The authors concluded that older patients and minority patients were more
likely to have their pain untreated.144
The time
has come to set a standard for caring for the vulnerable among us--a
standard that goes beyond making sure they are housed and fed, and not
openly abused. We must stop looking the other way and we, as a society,
must take responsibility for the way in which we deal with those who are
unable to care for themselves.
WHAT
REMAINS TO BE UNCOVERED
- Our
ongoing research will continue to quantify the morbidity, mortality,
and financial loss due to:
- X-ray
exposures: mammography, fluoroscopy, CT scans.
- Overuse
of antibiotics in all conditions.
- Drugs
that are carcinogenic: hormone replacement therapy (*see below),
immunosuppressive drugs, prescription drugs.
- Cancer
chemotherapy: If it doesn’t extend life, is it shortening life?70
- Surgery
and unnecessary surgery: Cesarean section, radical mastectomy,
preventive mastectomy, radical hysterectomy, prostatectomy,
cholecystectomies, cosmetic surgery, arthroscopy, etc.
- Discredited
medical procedures and therapies.
- Unproven
medical therapies.
- Outpatient
surgery.
- Doctors
themselves: when doctors go on strike, it appears the mortality rate
goes down.
*Part of
our ongoing research will be to quantify the mortality and morbidity
caused by hormone replacement therapy (HRT) since the mid-1940s. In
December 2000, a government scientific advisory panel recommended that
synthetic estrogen be added to the nation's list of cancer-causing agents.

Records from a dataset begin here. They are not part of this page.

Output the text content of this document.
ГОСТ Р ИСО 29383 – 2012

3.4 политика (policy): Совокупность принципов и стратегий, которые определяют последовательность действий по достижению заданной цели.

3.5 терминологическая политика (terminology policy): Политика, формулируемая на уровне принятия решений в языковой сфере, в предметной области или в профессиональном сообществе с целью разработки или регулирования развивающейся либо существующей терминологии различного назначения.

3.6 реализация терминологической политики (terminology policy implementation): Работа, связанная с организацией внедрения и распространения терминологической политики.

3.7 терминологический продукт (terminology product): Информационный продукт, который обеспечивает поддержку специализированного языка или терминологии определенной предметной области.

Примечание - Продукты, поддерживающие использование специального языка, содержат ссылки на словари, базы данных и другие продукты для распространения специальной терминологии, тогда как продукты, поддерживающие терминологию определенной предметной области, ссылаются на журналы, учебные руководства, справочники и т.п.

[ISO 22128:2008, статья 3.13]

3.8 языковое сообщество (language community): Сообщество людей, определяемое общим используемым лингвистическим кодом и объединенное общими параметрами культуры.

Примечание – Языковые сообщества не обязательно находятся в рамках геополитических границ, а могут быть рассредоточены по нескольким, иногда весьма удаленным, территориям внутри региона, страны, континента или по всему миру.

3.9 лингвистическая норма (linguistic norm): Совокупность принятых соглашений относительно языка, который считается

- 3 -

HRT, either synthetic estrogen alone or combined with synthetic
progesterone, is used by an estimated 13.5 million to 16 million women in
the United States.145
The aborted
Women’s Health Initiative Study (WHI) of 2002 showed that women taking
synthetic estrogen combined with synthetic progesterone have a higher
incidence of ovarian cancer, breast cancer, stroke, and heart disease and
little evidence of osteoporosis reduction or prevention of dementia. WHI
researchers, who usually never give recommendations, other than demanding
more studies, are advising doctors to be very cautious about prescribing
HRT to their patients.100,146-150
Results of
the “Million Women Study” on HRT and breast cancer in the U.K were
published in the Lancet, August 2003. Lead author, Professor Valerie Beral,
director of the Cancer Research UK Epidemiology Unit, is very open about
the damage HRT has caused. She said, "We estimate that over the past
decade, use of HRT by UK women aged 50 to 64 has resulted in an extra
20,000 breast cancers, oestrogen-progestagen (combination) therapy
accounting for 15,000 of these.”151 However, we were not able to find
the statistics on breast cancer, stroke, uterine cancer, or heart disease
due to HRT used by American women. The population of America is roughly
six times that of the U.K. Therefore, it is possible that 120,000 cases of
breast cancer have been caused by HRT in the past decade.
CONCLUSION
When the
number one killer in a society is the health care system, then that system
has no excuse except to address its own urgent shortcomings. It’s a
failed system in need of immediate attention. What we have outlined in
this paper are insupportable aspects of our contemporary medical system
that need to be changed--beginning at its very foundations.